If $f$ has at least $3$ real roots then $f''(x)=56x^6+10$ will have at least $1$ real root ↯.
Since $f(0)<0<f(1), \ f$ has exactly two real roots (polynomial of even degree). 
A: How about this: Differentiate. You see that $f'(x)$ has only one root $(x=0)$ and therefore, there is a maximum of 1 extremal point. As f is continuous, we calculate $f(-5)$, $f(0)$ and $f(5)$ and use the intermediate value theorem to prove there are exactly 2 real roots.

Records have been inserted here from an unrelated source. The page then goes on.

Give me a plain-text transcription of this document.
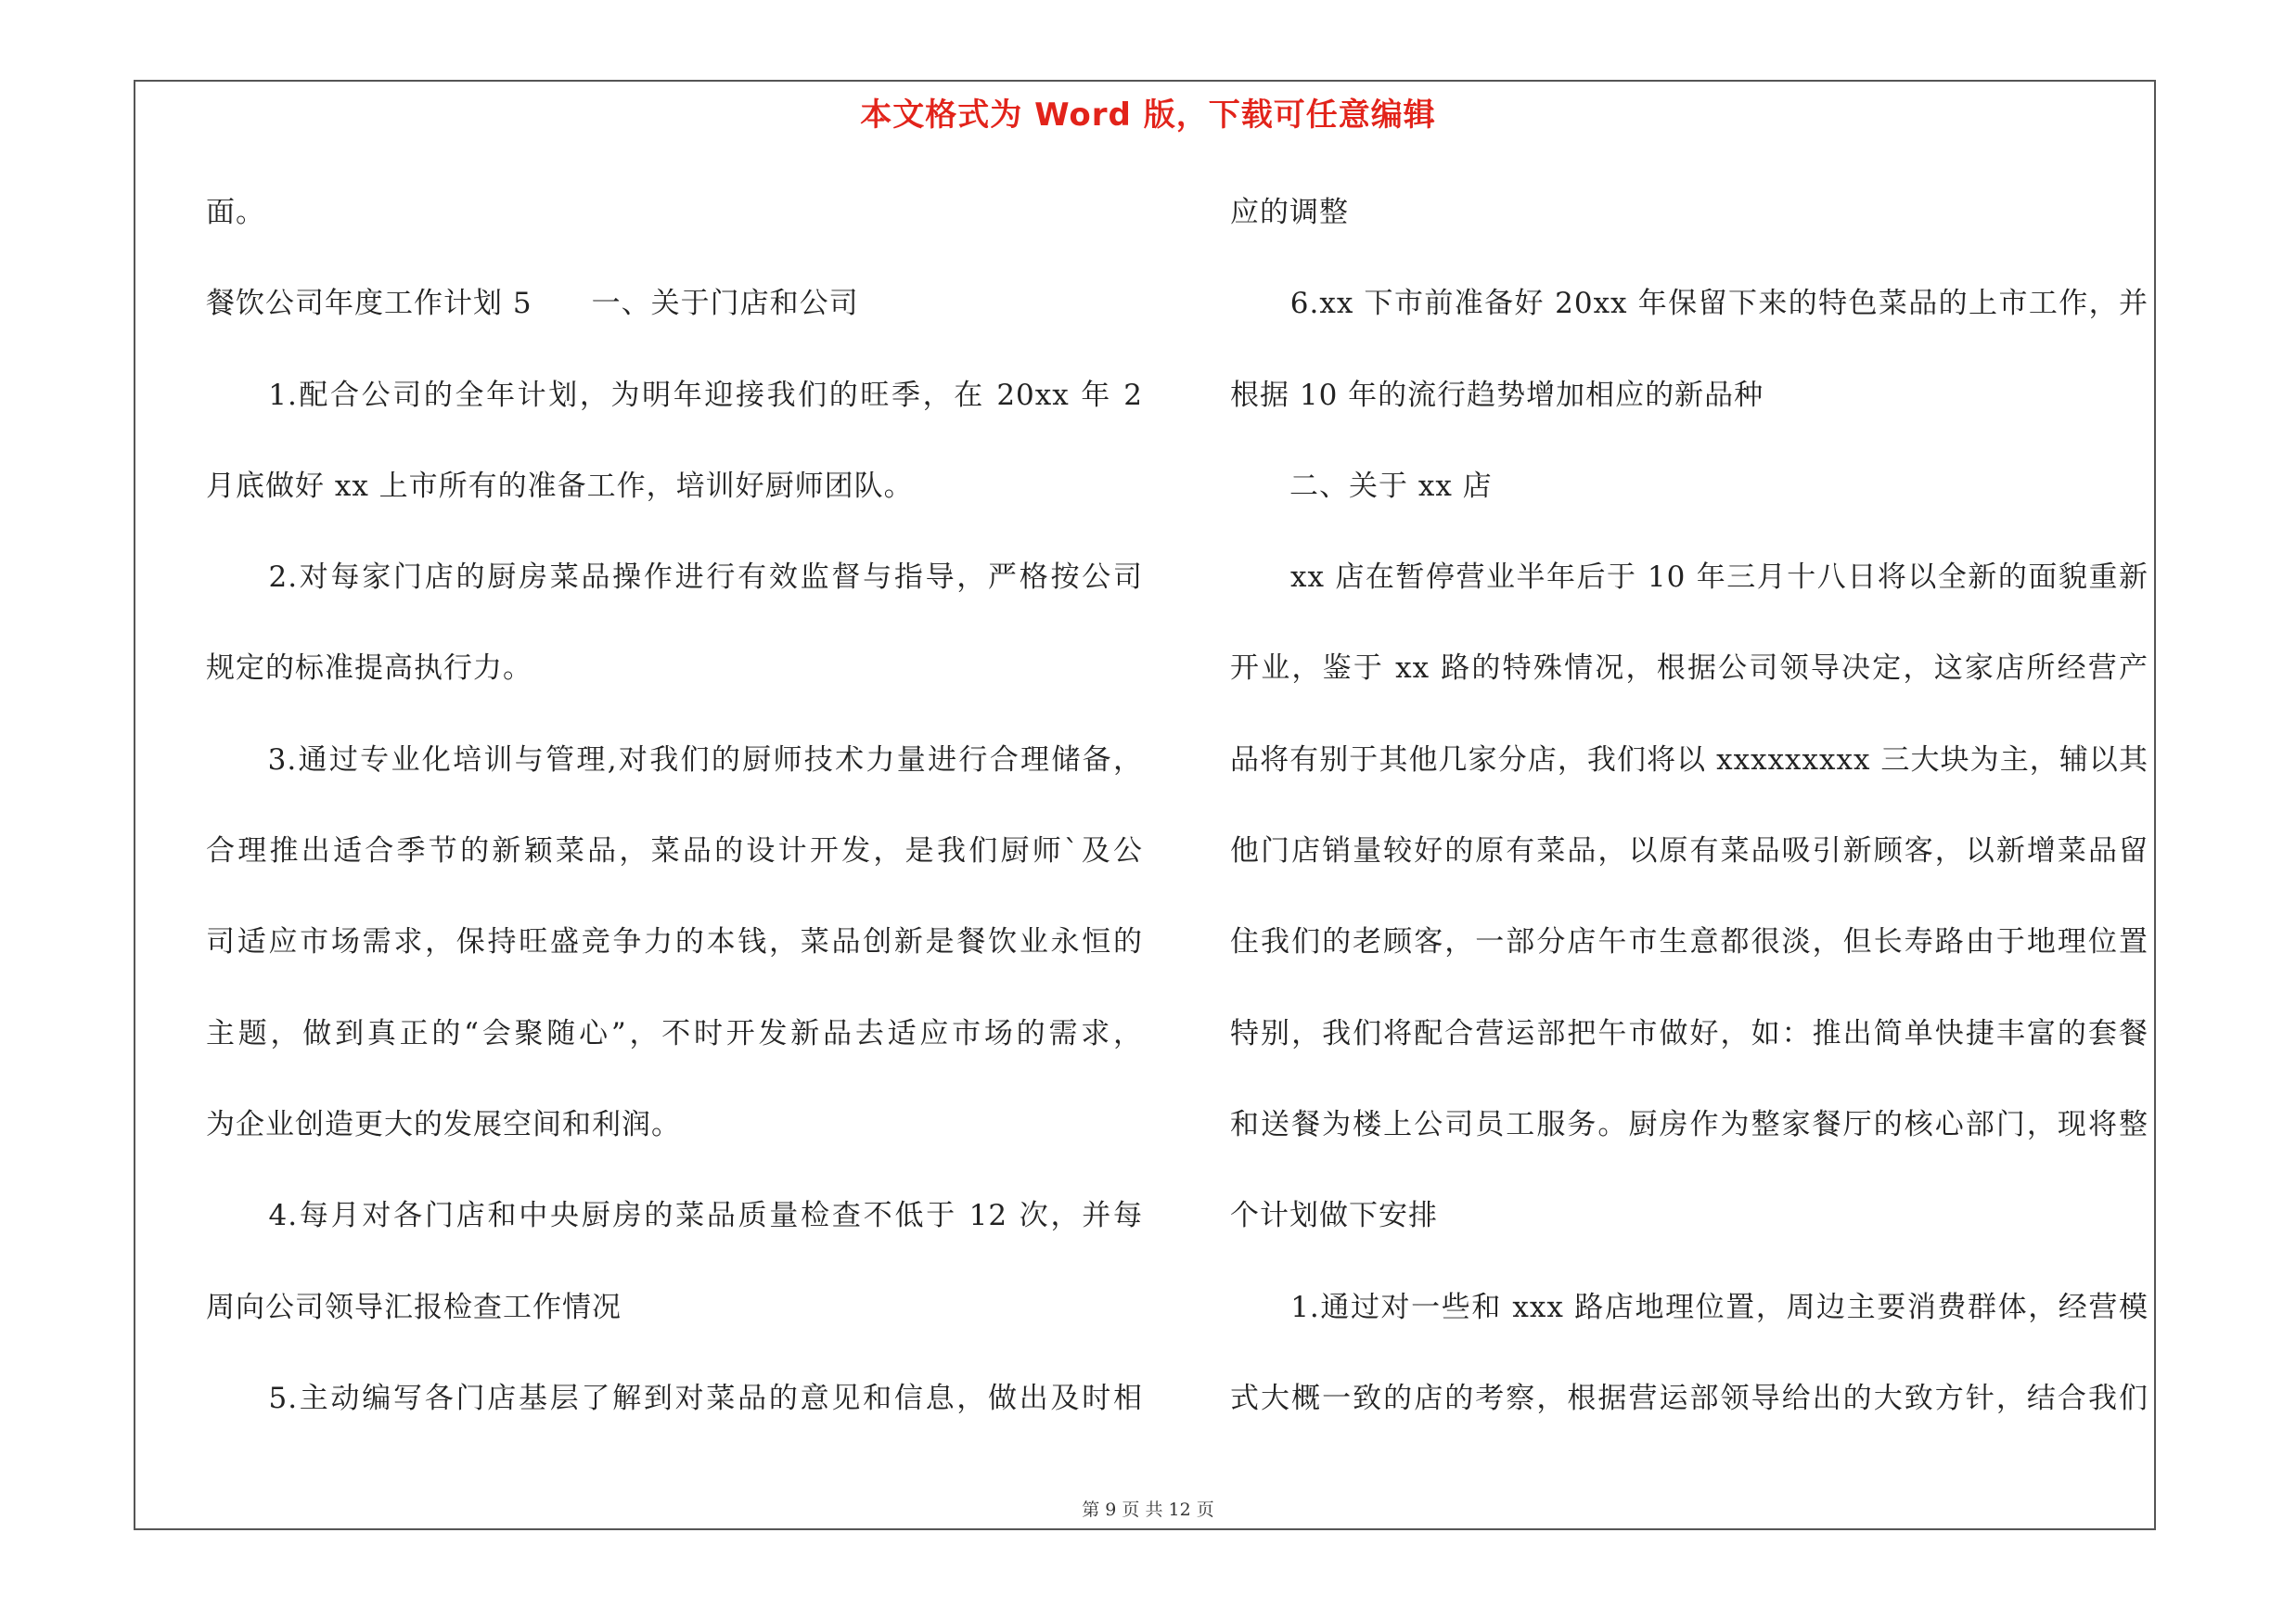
本文格式为 Word 版，下载可任意编辑
面。
餐饮公司年度工作计划 5　　一、关于门店和公司
　　1.配合公司的全年计划，为明年迎接我们的旺季，在 20xx 年 2
月底做好 xx 上市所有的准备工作，培训好厨师团队。
　　2.对每家门店的厨房菜品操作进行有效监督与指导，严格按公司
规定的标准提高执行力。
　　3.通过专业化培训与管理,对我们的厨师技术力量进行合理储备，
合理推出适合季节的新颖菜品，菜品的设计开发，是我们厨师`及公
司适应市场需求，保持旺盛竞争力的本钱，菜品创新是餐饮业永恒的
主题，做到真正的“会聚随心”，不时开发新品去适应市场的需求，
为企业创造更大的发展空间和利润。
　　4.每月对各门店和中央厨房的菜品质量检查不低于 12 次，并每
周向公司领导汇报检查工作情况
　　5.主动编写各门店基层了解到对菜品的意见和信息，做出及时相
应的调整
　　6.xx 下市前准备好 20xx 年保留下来的特色菜品的上市工作，并
根据 10 年的流行趋势增加相应的新品种
　　二、关于 xx 店
　　xx 店在暂停营业半年后于 10 年三月十八日将以全新的面貌重新
开业，鉴于 xx 路的特殊情况，根据公司领导决定，这家店所经营产
品将有别于其他几家分店，我们将以 xxxxxxxxx 三大块为主，辅以其
他门店销量较好的原有菜品，以原有菜品吸引新顾客，以新增菜品留
住我们的老顾客，一部分店午市生意都很淡，但长寿路由于地理位置
特别，我们将配合营运部把午市做好，如：推出简单快捷丰富的套餐
和送餐为楼上公司员工服务。厨房作为整家餐厅的核心部门，现将整
个计划做下安排
　　1.通过对一些和 xxx 路店地理位置，周边主要消费群体，经营模
式大概一致的店的考察，根据营运部领导给出的大致方针，结合我们
第 9 页 共 12 页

A: Note that the left-hand side is even and strictly increasing on $[0, \infty).$ If we let $f(x) = LHS,$ then $f(0) = 0$ and $f(1) = 6,$ so by the intermediate value theorem, there exists $x\in(0,1)$ such that $f(x) = 1.$ Then $f(-x) = 1$ as well, and those are your two roots.
A: Let $f(x)= x^8$ and $g(x)= 1- 5x^2$, let's analyze the solutions of $x^8=1-5x^2$, i.e . $f(x)=g(x)$.
See the graphs below:

$f(x)$ is always concave upwards , and $g(x)$ is always concave downwards.(Check the second derivatives of both functions). As $f(0)=0$ (global minimum of f(x)) , $g(0) = 1$ (global maximum of g(x)) and both functions are even and continuous there will be two solutions to $f(x) = g(x)$.